Virtuix exchanged three secured convertible notes held by Streeterville Capital — totaling $3.47 million in original principal — for a new unsecured Pre-Paid Purchase instrument bearing 6% interest, giving Streeterville unilateral discretion to convert its credit into Class A common stock at any time. After a Trigger Event, the purchase price can reset below the Fixed Price to the prevailing market rate, creating a variable dilution mechanism that shifts pricing risk onto existing shareholders. This is the third Streeterville restructuring since February 2026; combined with a March exchange note still outstanding, Virtuix now carries over $6.1 million in Streeterville principal against roughly $1 million per quarter in revenue and $1.1 million in cash at its last reported period-end. The same filing announced a Rutgers University neurodivergent therapy research collaboration and an Air Force SBIR Phase I selection — real milestones, but neither alters the company's near-term cash position.

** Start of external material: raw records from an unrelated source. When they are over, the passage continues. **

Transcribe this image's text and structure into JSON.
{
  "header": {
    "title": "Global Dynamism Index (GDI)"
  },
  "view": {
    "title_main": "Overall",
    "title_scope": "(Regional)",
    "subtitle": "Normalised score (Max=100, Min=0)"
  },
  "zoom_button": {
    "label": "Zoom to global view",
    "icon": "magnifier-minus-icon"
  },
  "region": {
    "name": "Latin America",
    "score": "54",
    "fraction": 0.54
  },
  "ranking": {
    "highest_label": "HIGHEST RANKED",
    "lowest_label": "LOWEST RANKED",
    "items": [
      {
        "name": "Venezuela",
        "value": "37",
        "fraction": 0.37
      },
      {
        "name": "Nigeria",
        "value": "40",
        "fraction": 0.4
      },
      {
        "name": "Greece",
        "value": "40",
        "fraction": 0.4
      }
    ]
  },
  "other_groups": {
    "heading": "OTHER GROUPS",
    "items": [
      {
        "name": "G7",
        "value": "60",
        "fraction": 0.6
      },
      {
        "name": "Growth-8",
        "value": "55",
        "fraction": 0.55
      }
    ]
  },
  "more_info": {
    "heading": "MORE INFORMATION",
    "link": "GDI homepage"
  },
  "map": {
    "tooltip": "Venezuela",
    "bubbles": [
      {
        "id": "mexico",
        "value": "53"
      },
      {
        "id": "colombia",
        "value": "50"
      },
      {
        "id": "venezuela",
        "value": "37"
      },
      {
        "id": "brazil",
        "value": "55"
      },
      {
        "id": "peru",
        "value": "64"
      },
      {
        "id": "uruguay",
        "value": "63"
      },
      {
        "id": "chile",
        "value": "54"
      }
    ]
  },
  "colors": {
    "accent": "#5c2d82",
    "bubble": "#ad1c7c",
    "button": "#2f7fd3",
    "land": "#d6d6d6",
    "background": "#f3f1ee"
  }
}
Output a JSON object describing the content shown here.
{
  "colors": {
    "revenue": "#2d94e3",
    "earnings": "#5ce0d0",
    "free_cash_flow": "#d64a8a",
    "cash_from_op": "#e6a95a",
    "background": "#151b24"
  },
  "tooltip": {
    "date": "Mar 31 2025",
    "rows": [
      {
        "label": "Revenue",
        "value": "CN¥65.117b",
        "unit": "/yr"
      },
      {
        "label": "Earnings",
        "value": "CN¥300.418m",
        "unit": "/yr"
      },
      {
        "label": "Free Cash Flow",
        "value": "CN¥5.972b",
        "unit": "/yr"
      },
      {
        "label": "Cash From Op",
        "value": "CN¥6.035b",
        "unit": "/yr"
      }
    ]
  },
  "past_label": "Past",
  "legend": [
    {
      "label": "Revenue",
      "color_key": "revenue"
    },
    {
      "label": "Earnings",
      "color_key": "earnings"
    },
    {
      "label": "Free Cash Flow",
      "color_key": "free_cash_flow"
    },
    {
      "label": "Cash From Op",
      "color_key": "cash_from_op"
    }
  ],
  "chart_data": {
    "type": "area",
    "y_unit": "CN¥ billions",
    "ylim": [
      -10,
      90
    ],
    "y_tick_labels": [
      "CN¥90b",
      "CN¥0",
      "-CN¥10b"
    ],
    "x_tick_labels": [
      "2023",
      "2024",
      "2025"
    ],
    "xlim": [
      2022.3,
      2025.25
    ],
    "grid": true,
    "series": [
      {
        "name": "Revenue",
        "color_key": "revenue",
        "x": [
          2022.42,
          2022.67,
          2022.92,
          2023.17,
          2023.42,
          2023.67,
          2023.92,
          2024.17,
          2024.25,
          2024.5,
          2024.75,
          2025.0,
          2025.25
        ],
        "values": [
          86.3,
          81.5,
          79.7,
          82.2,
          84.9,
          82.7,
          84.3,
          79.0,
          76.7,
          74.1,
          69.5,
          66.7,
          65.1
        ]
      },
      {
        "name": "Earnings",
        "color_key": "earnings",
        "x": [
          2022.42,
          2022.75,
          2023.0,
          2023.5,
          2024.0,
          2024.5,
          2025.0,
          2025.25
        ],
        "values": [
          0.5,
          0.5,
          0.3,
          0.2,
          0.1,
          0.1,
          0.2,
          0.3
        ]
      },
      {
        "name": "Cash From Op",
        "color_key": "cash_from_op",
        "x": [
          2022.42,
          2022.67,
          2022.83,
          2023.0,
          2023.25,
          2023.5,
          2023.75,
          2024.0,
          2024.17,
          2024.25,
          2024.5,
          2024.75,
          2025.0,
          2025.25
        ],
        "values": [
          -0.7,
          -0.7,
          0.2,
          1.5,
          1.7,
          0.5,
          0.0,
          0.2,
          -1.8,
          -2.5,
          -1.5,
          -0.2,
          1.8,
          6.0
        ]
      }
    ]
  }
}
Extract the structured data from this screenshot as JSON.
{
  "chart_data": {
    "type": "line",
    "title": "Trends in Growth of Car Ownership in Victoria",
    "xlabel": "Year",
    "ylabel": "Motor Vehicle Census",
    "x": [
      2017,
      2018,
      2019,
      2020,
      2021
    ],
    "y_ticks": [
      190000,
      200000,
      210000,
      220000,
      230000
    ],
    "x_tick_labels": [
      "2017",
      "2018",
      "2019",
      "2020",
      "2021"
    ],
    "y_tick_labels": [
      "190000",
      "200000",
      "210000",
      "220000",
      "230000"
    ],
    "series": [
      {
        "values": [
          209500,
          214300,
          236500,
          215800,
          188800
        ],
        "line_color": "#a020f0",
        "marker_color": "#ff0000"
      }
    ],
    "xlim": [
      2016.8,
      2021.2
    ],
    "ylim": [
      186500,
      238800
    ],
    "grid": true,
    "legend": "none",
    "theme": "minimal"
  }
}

OTLK Outlook Therapeutics, Inc.

Outlook Raises $5M From Director-Linked Fund, Reprices 15 Million Warrants

At edition (May 29, 2026) $102M · Live $215M

Outlook Therapeutics raised $5 million by selling 8.5 million shares at $0.5855 to GMS Ventures, a fund affiliated with two sitting board members, under its existing shelf registration. As part of the deal, the company repriced 15.5 million warrants GMS already held — cutting the exercise price roughly two-thirds, from a weighted average of $1.78 down to $0.5855 — delivering a significant benefit to a related party beyond the share purchase itself. The raise is the third consecutive ~$5 million transaction in two months, and the higher per-share price reflects the FDA's May 26 ruling that ONS-5010 met the substantial evidence standard, clearing the path for a June BLA resubmission under a 60-day review clock. Despite the regulatory tailwind, cash runway remains tight against a ~$14 million quarterly burn rate, and the stock must still clear $1.00 by August 17 to satisfy Nasdaq's minimum-bid deadline.

ANAB Anaptysbio, Inc.

AnaptysBio Completes Royalty-Only Pivot With CEO, CFO on Consulting Contracts

At edition (May 29, 2026) $1.6B · Live $1.9B

AnaptysBio has restructured into a pure royalty vehicle with both its CEO and newly appointed CFO engaged as independent contractors rather than employees — an arrangement rare among public companies. The board has been stacked with royalty-management veterans, including the CFO of Royalty Pharma and the CEO of XOMA Royalty, and a fiscal year shift to June 30 creates a clean reporting cadence post-spin-off. The central risk is the GSK litigation, where AnaptysBio alleges Tesaro has structurally undermined dostarlimab's commercial return by pairing GSK's ADCs with competitor PD-1s — and is seeking a court declaration that the rights revert entirely. Against that backdrop, Jemperli posted $313 million in Q1 2026 sales with greater than 40% growth, an imsidolimab FDA decision is due December 12, 2026, and the Sagard royalty monetization liability could be fully paid down by mid-2027.

QXO QXO, Inc.

QXO Files Kodiak and TopBuild Financials, Showing Debt-Heavy Acquired Balance Sheet

At edition (May 29, 2026) $12.5B · Live $16.8B

The mysterious merger-related 8-K turns out to be procedurally routine: QXO filed the audited and unaudited financial statements of Kodiak Building Partners and TopBuild Corp., plus unaudited pro forma combined financials, as required by SEC rules in connection with the pending TopBuild acquisition registration. The filing breaks no new strategic ground. What it does provide, for the first time publicly, is a look inside Kodiak's books: the company carried roughly $1.49 billion in debt against $2.34 billion in 2025 revenue, generated a loss from continuing operations of roughly $592,000 on that revenue base (after $126 million in interest expense), and reported net income only because of a $70 million one-time gain from selling its kitchen-and-interiors division — meaning QXO absorbed a highly leveraged target whose underlying business barely covered its debt service. The pro forma combined financials incorporating all three companies were also filed as Exhibit 99.5, but were not included in the full text provided for review.